Fifteen years later, the progress achieved by the National Diabetes Education Program (NDEP) is profound and is changing the way diabetes is treated. Although the prevalence of diabetes is expected to grow over the next 40 years due to an aging population, increases in minority groups that are at high risk for type 2 diabetes, the rising epidemic of obesity, as well as people living with diabetes longer, Program leaders are encouraged to see strong indicators that the diabetes community, coalesced and empowered by the NDEP, has taken progressively potent action to change outcomes:

  • Greater awareness that diabetes is a serious disease.
  • People with diabetes are taking steps to better manage their diabetes and reduce complications.
  • More Americans now know that type 2 diabetes can be delayed or prevented.

Read PDF iconNDEP’s 15th Anniversary booklet (PDF, 2.2 MB) to learn how NDEP and partners are Changing the Way Diabetes is Treated.

The Power of Partnerships

The NDEP is a unique partnership that brings together Federal agencies and a varied and diverse group of organizations and individuals addressing diabetes concerns. These partnerships have sustained the effort over time, contributing greatly to the success of the Program. Learn more about our partners and their tremendous efforts to change the way diabetes is treated in our Partner Spotlight archives.

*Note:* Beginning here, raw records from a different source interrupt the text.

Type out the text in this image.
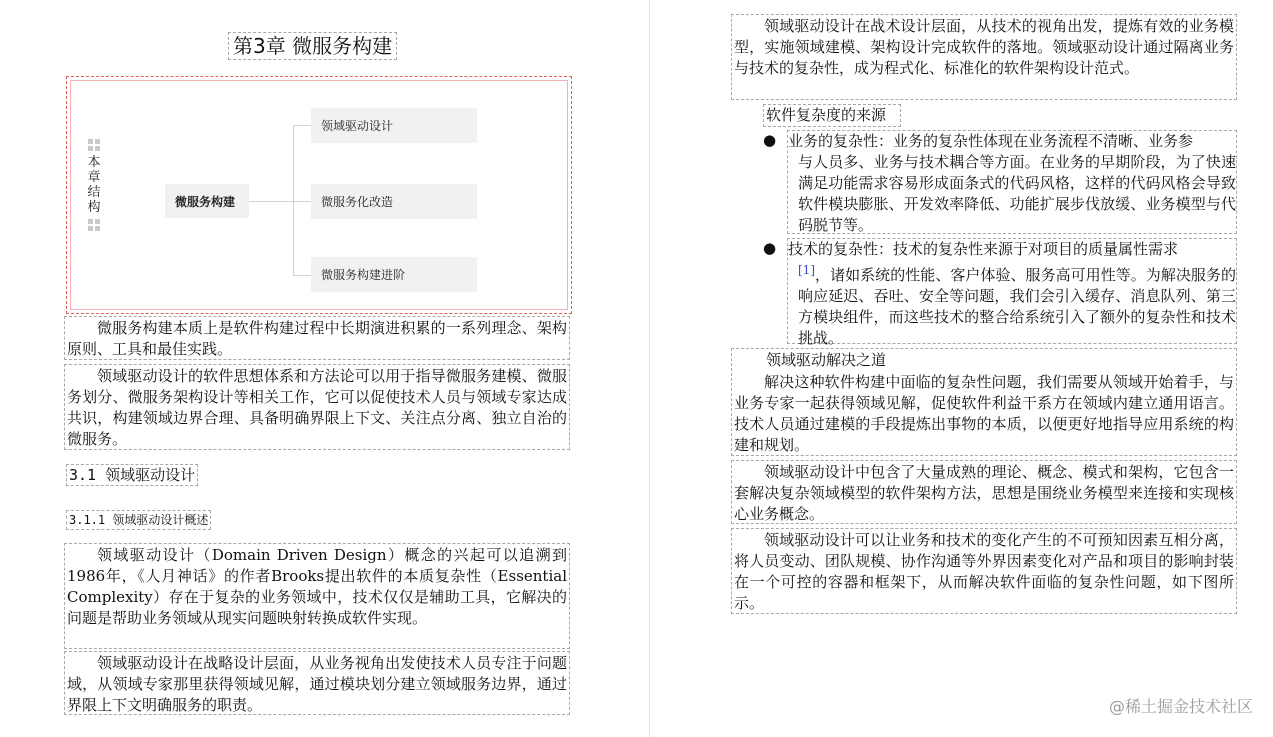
第3章 微服务构建
本
章
结
构	微服务构建
领域驱动设计
微服务化改造
微服务构建进阶

微服务构建本质上是软件构建过程中长期演进积累的一系列理念、架构原则、工具和最佳实践。

领域驱动设计的软件思想体系和方法论可以用于指导微服务建模、微服务划分、微服务架构设计等相关工作，它可以促使技术人员与领域专家达成共识，构建领域边界合理、具备明确界限上下文、关注点分离、独立自治的微服务。

3.1 领域驱动设计
3.1.1 领域驱动设计概述

领域驱动设计（Domain Driven Design）概念的兴起可以追溯到1986年，《人月神话》的作者Brooks提出软件的本质复杂性（Essential Complexity）存在于复杂的业务领域中，技术仅仅是辅助工具，它解决的问题是帮助业务领域从现实问题映射转换成软件实现。

领域驱动设计在战略设计层面，从业务视角出发使技术人员专注于问题域，从领域专家那里获得领域见解，通过模块划分建立领域服务边界，通过界限上下文明确服务的职责。

领域驱动设计在战术设计层面，从技术的视角出发，提炼有效的业务模型，实施领域建模、架构设计完成软件的落地。领域驱动设计通过隔离业务与技术的复杂性，成为程式化、标准化的软件架构设计范式。

软件复杂度的来源
● 业务的复杂性：业务的复杂性体现在业务流程不清晰、业务参
与人员多、业务与技术耦合等方面。在业务的早期阶段，为了快速满足功能需求容易形成面条式的代码风格，这样的代码风格会导致软件模块膨胀、开发效率降低、功能扩展步伐放缓、业务模型与代码脱节等。
● 技术的复杂性：技术的复杂性来源于对项目的质量属性需求
[1]，诸如系统的性能、客户体验、服务高可用性等。为解决服务的响应延迟、吞吐、安全等问题，我们会引入缓存、消息队列、第三方模块组件，而这些技术的整合给系统引入了额外的复杂性和技术挑战。
领域驱动解决之道

解决这种软件构建中面临的复杂性问题，我们需要从领域开始着手，与业务专家一起获得领域见解，促使软件利益干系方在领域内建立通用语言。技术人员通过建模的手段提炼出事物的本质，以便更好地指导应用系统的构建和规划。

领域驱动设计中包含了大量成熟的理论、概念、模式和架构，它包含一套解决复杂领域模型的软件架构方法，思想是围绕业务模型来连接和实现核心业务概念。

领域驱动设计可以让业务和技术的变化产生的不可预知因素互相分离，将人员变动、团队规模、协作沟通等外界因素变化对产品和项目的影响封装在一个可控的容器和框架下，从而解决软件面临的复杂性问题，如下图所示。

@稀土掘金技术社区
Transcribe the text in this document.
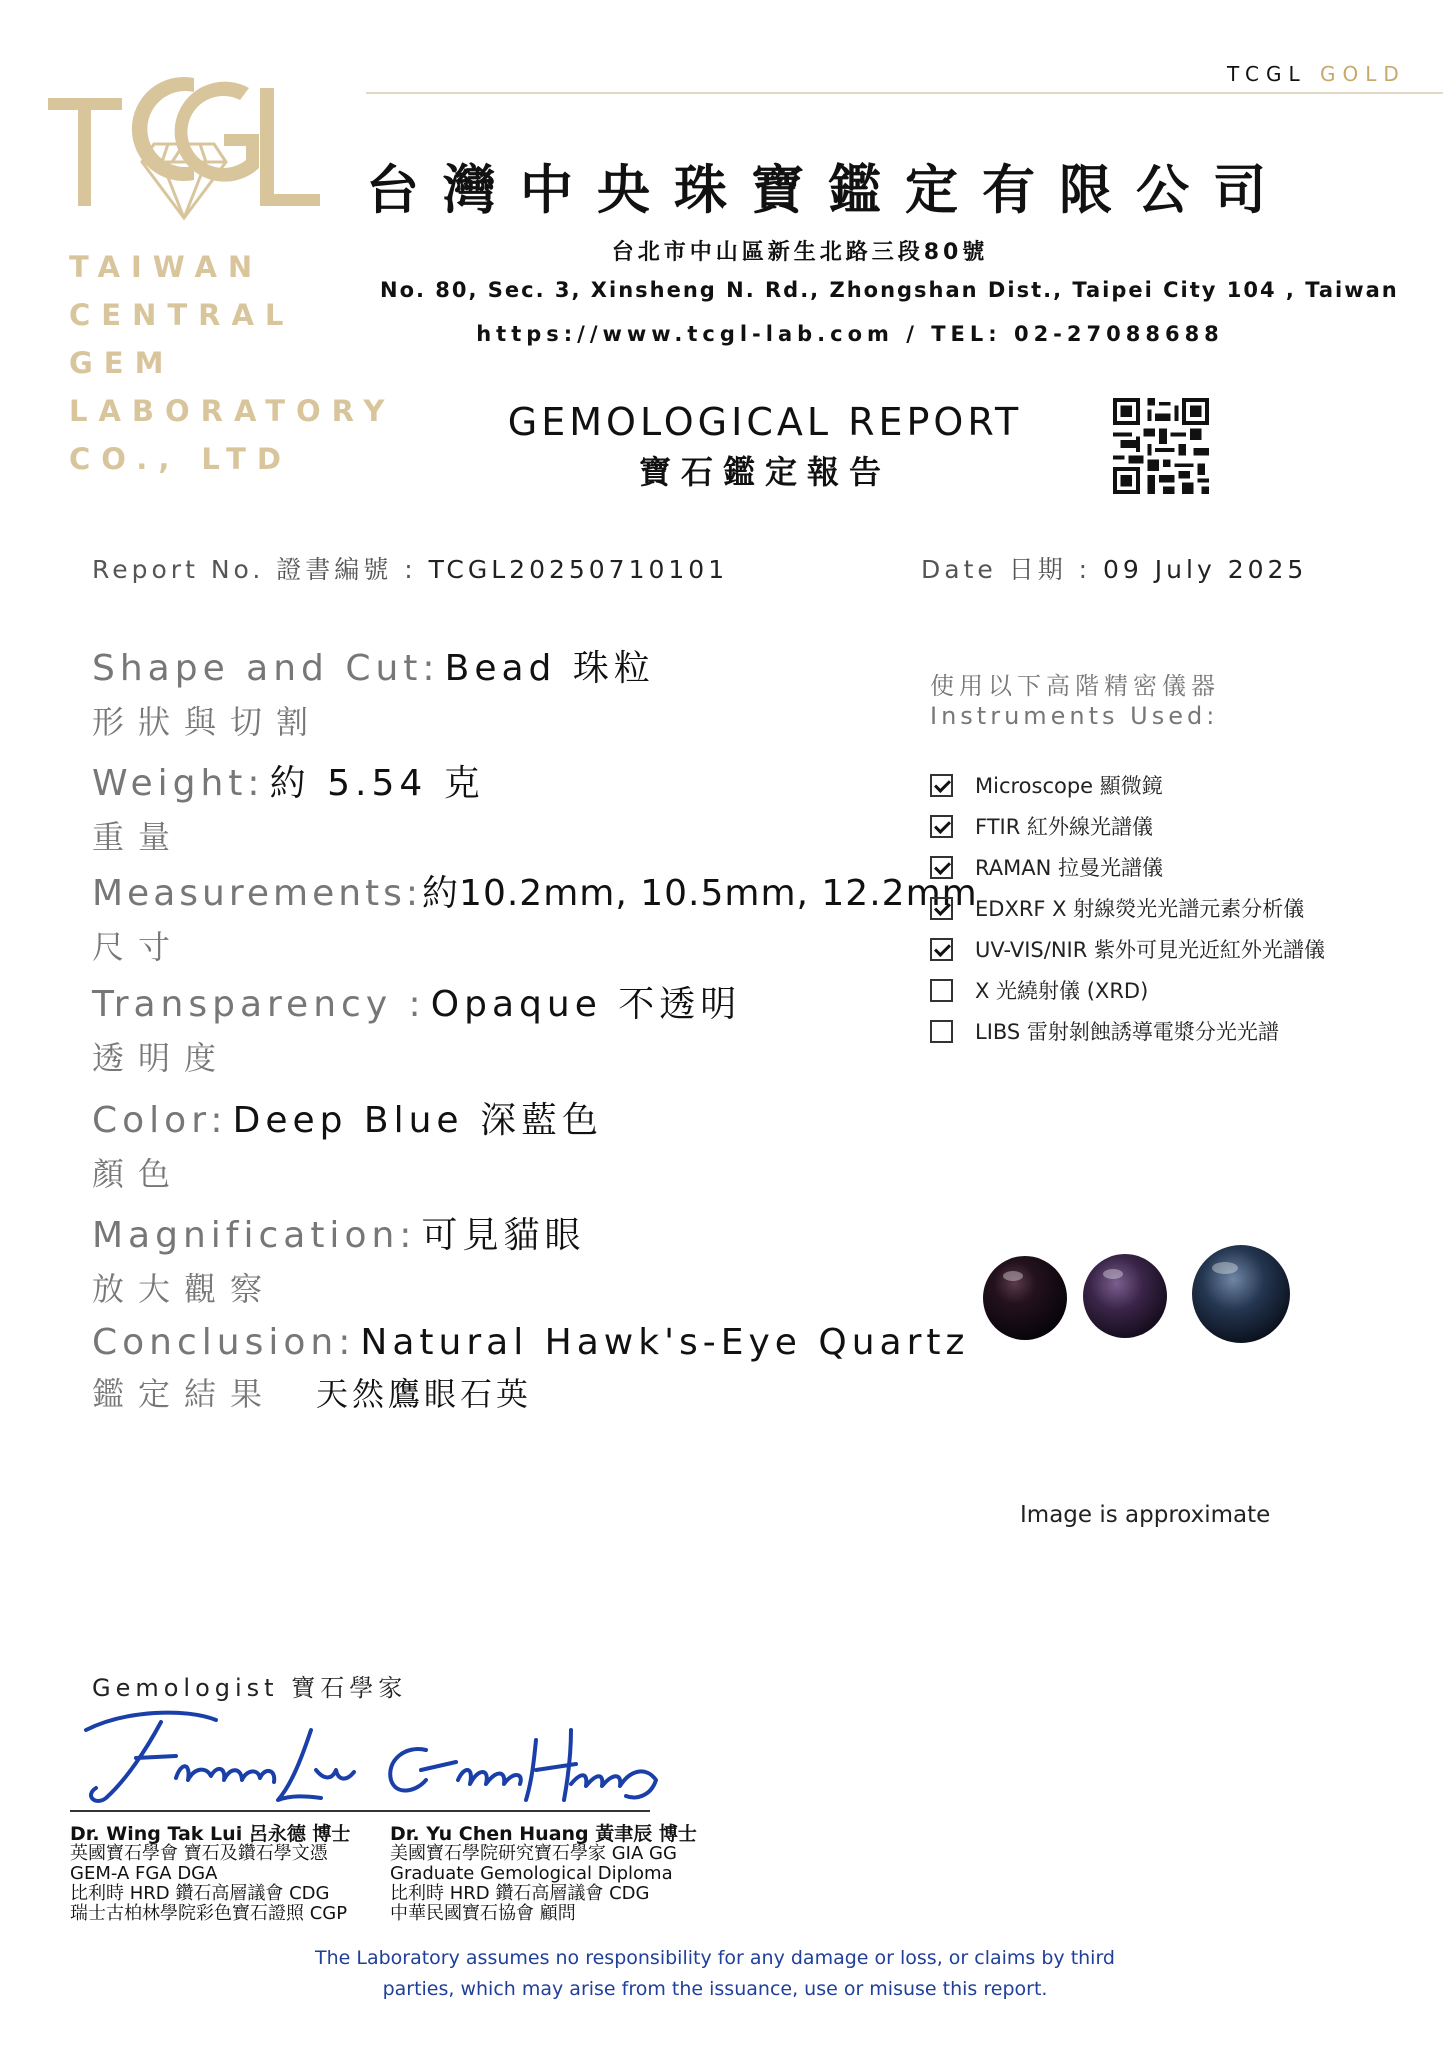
TAIWAN
CENTRAL
GEM
LABORATORY
CO., LTD
TCGL GOLD
台灣中央珠寶鑑定有限公司
台北市中山區新生北路三段80號
No. 80, Sec. 3, Xinsheng N. Rd., Zhongshan Dist., Taipei City 104 , Taiwan
https://www.tcgl-lab.com / TEL: 02-27088688
GEMOLOGICAL REPORT
寶石鑑定報告
Report No. 證書編號 : TCGL20250710101	Date 日期 : 09 July 2025
Shape and Cut: Bead 珠粒
形狀與切割
Weight: 約 5.54 克
重量
Measurements:約10.2mm, 10.5mm, 12.2mm
尺寸
Transparency : Opaque 不透明
透明度
Color: Deep Blue 深藍色
顏色
Magnification: 可見貓眼
放大觀察
Conclusion: Natural Hawk's-Eye Quartz
鑑定結果 天然鷹眼石英
使用以下高階精密儀器
Instruments Used:
Microscope 顯微鏡
FTIR 紅外線光譜儀
RAMAN 拉曼光譜儀
EDXRF X 射線熒光光譜元素分析儀
UV-VIS/NIR 紫外可見光近紅外光譜儀
X 光繞射儀 (XRD)
LIBS 雷射剝蝕誘導電漿分光光譜
Image is approximate
Gemologist 寶石學家
Dr. Wing Tak Lui 呂永德 博士
英國寶石學會 寶石及鑽石學文憑
GEM-A FGA DGA
比利時 HRD 鑽石高層議會 CDG
瑞士古柏林學院彩色寶石證照 CGP
Dr. Yu Chen Huang 黃聿辰 博士
美國寶石學院研究寶石學家 GIA GG
Graduate Gemological Diploma
比利時 HRD 鑽石高層議會 CDG
中華民國寶石協會 顧問
The Laboratory assumes no responsibility for any damage or loss, or claims by third parties, which may arise from the issuance, use or misuse this report.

Looking Ahead: Motivating Lifestyle Changes

In the early years of NDEP, there was an important need to increase awareness of diabetes as a serious disease. While NDEP has been in the forefront of raising awareness about diabetes, we know that more needs to be done to provide resources and tools to support health care providers and their patients when it comes to achieving and sustaining health goals. Looking ahead, the NDEP and its partners will continue to work together to find ways to help people take action and make important lifestyle changes to achieve their health goals – whether they have diabetes or are at risk for the disease. Together with our partners, the NDEP will continue to make a difference in the lives of the 26 million Americans with diabetes and the 79 million more with prediabetes.

Profiles in Change: Martha M. Funnell, M.S., R.N., C.D.E., Immediate Past Chair, NDEP

“Diabetes self-management education for people with diabetes has long been considered an essential component of improving diabetes care. After all, diabetes is largely a self-managed disease in which patients provide 99% of their own care. However, believing that patients need diabetes education and providing that education are often two different things.

The NDEP has provided patient education materials since its inception. These have been widely disseminated both in print and on the website. More recently, however, the focus has been on helping people with diabetes and those at risk for diabetes implement the behavioral changes that will help to improve their outcomes. The Diabetes HealthSense web-based resource, and the emphasis on behavioral goal-setting now on the website, reflect this focus. We still help people with and at risk for diabetes and health care professionals know what to do, but now we are also helping them to learn how to do what is recommended.”

The NDEP recognizes and thanks Ms. Funnell for her many contributions toward Changing the Way Diabetes is Treated.

From the Archives

In this clip from 1997, Dr. Charles M. Clark, Jr., M.D., explained that only 8% of Americans considered diabetes a serious disease. By 2006, most adults considered diabetes a serious disease, and today, nearly everyone, 98% still does.